Bizi Takip Edin

Rusya

Zaharova Harici’ye konuştu: ABD, İsrail’e silah desteğini artırmak için Ukrayna’ya yardımlarını azalttı

Yayınlanma

Moskova’da Küresel Gazeteciler Konseyi ile Rus haber ajansı TASS’ın ortak çalıştayı düzenlendi. Bu kapsamda Türk gazetecilerle bir araya gelen Rusya Dışişleri Bakanlığı Sözcüsü Mariya Zaharova Harici adına Esra Karahindiba’nın sorularını yanıtladı.

İlk olarak gündemdeki İsrail-Filistin çatışması hakkında değerlendirmelerde bulunan Zaharova, olayların zamanlamasına ve ABD’nin sürece dair hiçbir istihbarat bilgisi paylaşmamasına dikkat çekti:

“Hamas’ın açıkladığına göre bir yıldır süren bir hazırlık varken İsrail’e defalarca güvenlik teminatı veren ABD, neden böyle bir gelişmeyle ilgili tek kelime etmedi? Bölgede askeri üsleri olan, uyduları olan, siber ve enformasyon alanında en iyi teçhizata sahip olan ABD gibi bir süper gücün neler olduğuna dair hiçbir bilgisi olmadığına ve böylesine devasa bir operasyon hazırlığından bihaber olduğuna İnanabiliyor musunuz? Aslında buna bir cevabım var. ABD’nin böyle bir operasyon hazırlığını bilmeme ihtimali yoktu. Asıl soru, neden bu bilgiyi kamuoyuna açık şekilde paylaşmadıkları. Ya da bu bilgiyi kiminle paylaştıkları. Ve bu bilgiye ne olduğu…”

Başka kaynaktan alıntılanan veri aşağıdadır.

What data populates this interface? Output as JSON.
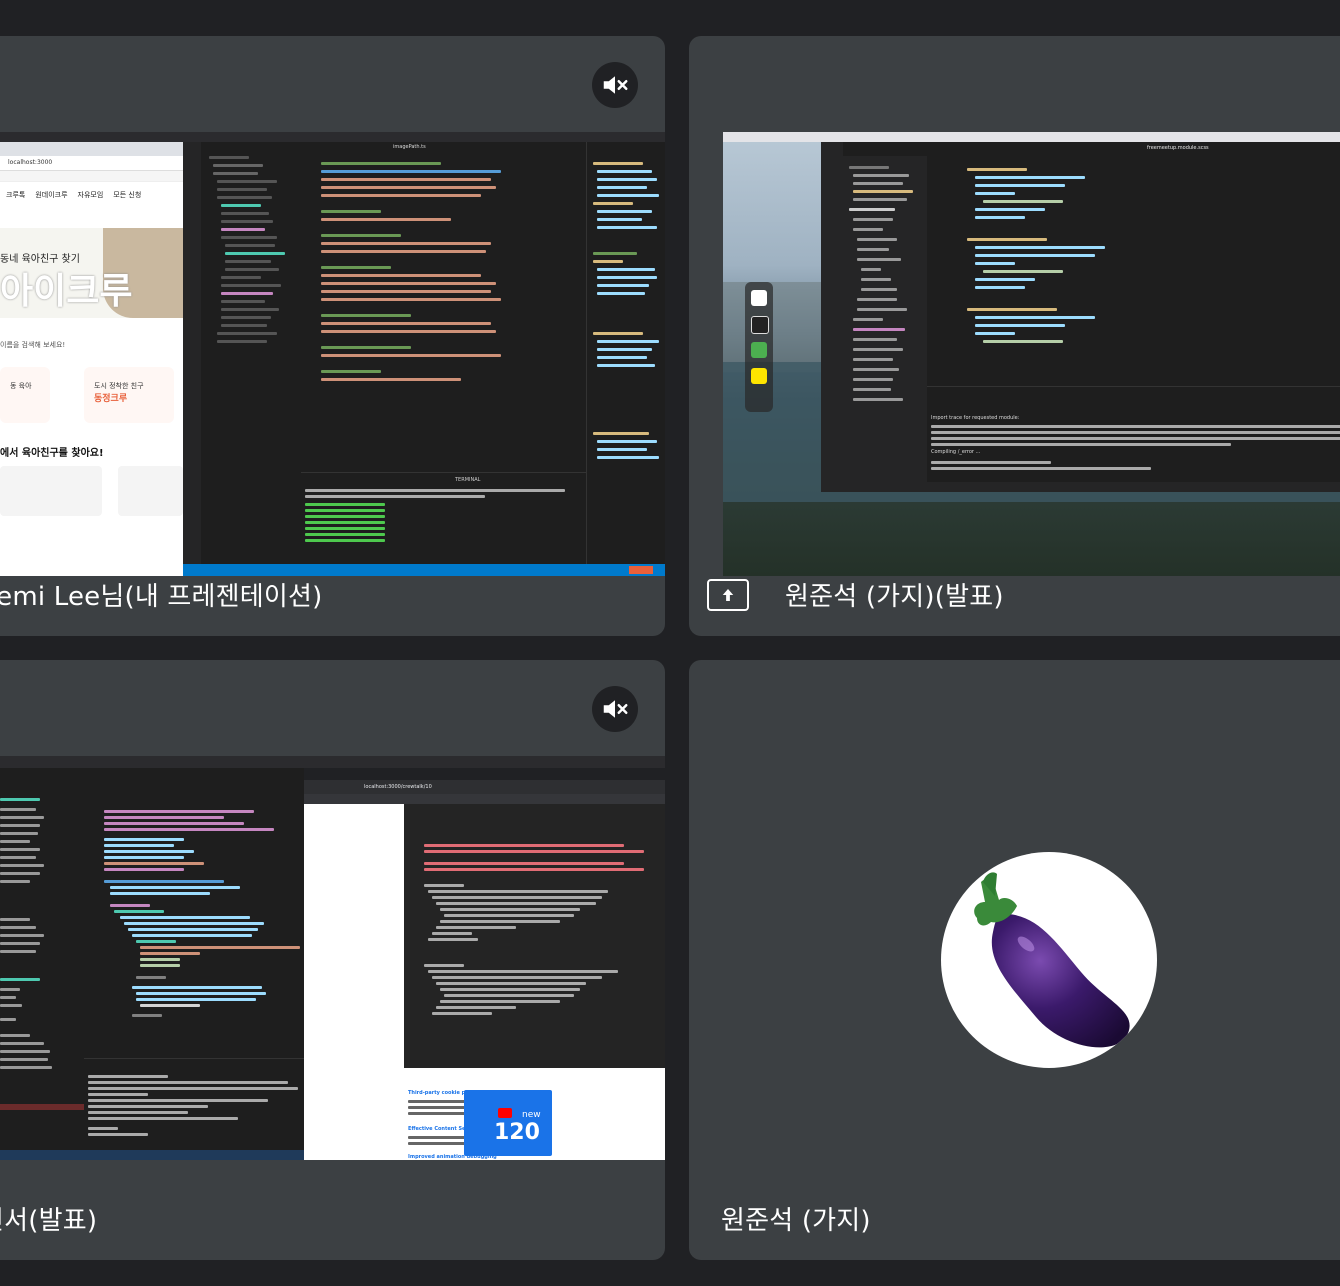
{
  "tiles": [
    {
      "participant_name": "aemi Lee님(내 프레젠테이션)",
      "muted": true,
      "mute_icon": "mic-off-icon",
      "shared_screen": {
        "browser_url": "localhost:3000",
        "nav_items": [
          "크루톡",
          "원데이크루",
          "자유모임",
          "모든 신청"
        ],
        "hero_subtitle": "동네 육아친구 찾기",
        "hero_title": "아이크루",
        "search_hint": "이름을 검색해 보세요!",
        "card_1_label": "동 육아",
        "card_2_label": "도시 정착한 친구",
        "card_2_title": "동정크루",
        "section_title": "에서 육아친구를 찾아요!",
        "editor_tab": "imagePath.ts",
        "terminal_label": "TERMINAL"
      }
    },
    {
      "participant_name": "원준석 (가지)(발표)",
      "presenting_icon": "present-to-all-icon",
      "shared_screen": {
        "editor_tab": "freemeetup.module.scss",
        "terminal_line": "Import trace for requested module:",
        "compile_line": "Compiling /_error ..."
      }
    },
    {
      "participant_name": "진서(발표)",
      "muted": true,
      "mute_icon": "mic-off-icon",
      "shared_screen": {
        "browser_url": "localhost:3000/crewtalk/10",
        "devtools_heading": "Third-party cookie phaseout",
        "devtools_heading_2": "Effective Content Security Policy",
        "devtools_heading_3": "Improved animation debugging",
        "promo_new": "new",
        "promo_number": "120"
      }
    },
    {
      "participant_name": "원준석 (가지)",
      "avatar_icon": "eggplant-icon"
    }
  ],
  "colors": {
    "background": "#202124",
    "tile": "#3c4043",
    "vscode_status": "#007acc",
    "eggplant": "#3b1a6b"
  }
}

ABD’de, 15 Nisan 2013’te Boston Maratonu’na yapılan saldırıyı hatırlatan Zaharova şöyle devam etti: “Patlamadan önce, Boston Maratonu terör saldırısından önce, Rusya, ABD ile resmi olarak Tsarnaev kardeşlerle ilgili bilgi paylaştı. Bu adamlar aslen Rus Kafkaslarındandı. ABD’ye taşınmışlardı. Rusya, Rus yetkililer, Rus Özel Servisi onların ABD’de, Amerikan şehirlerine yönelik bir terör saldırısı hazırladığıyla ilgili bilgi verdi. Rusya bu bilgiyi derhal ABD ile paylaştı; Washington’da Rus heyeti bu konudaki materyalleri verdi. Nasıl bir karşılık aldık? ABD’nin yanıtı ne oldu? Bize ‘merak etmeyin, biz bir şekilde hallederiz’ dediler. Ve bizim istihbaratımızı hiçbir şekilde dikkate almadılar. Tsarnaev kardeşlerin terör saldırısı gerçekleştirmesine müsaade ettiler. Sonuç olarak (İsrail’de) olanlarla ve kimin sorumlu olduğuyla ilgili cevap bu.”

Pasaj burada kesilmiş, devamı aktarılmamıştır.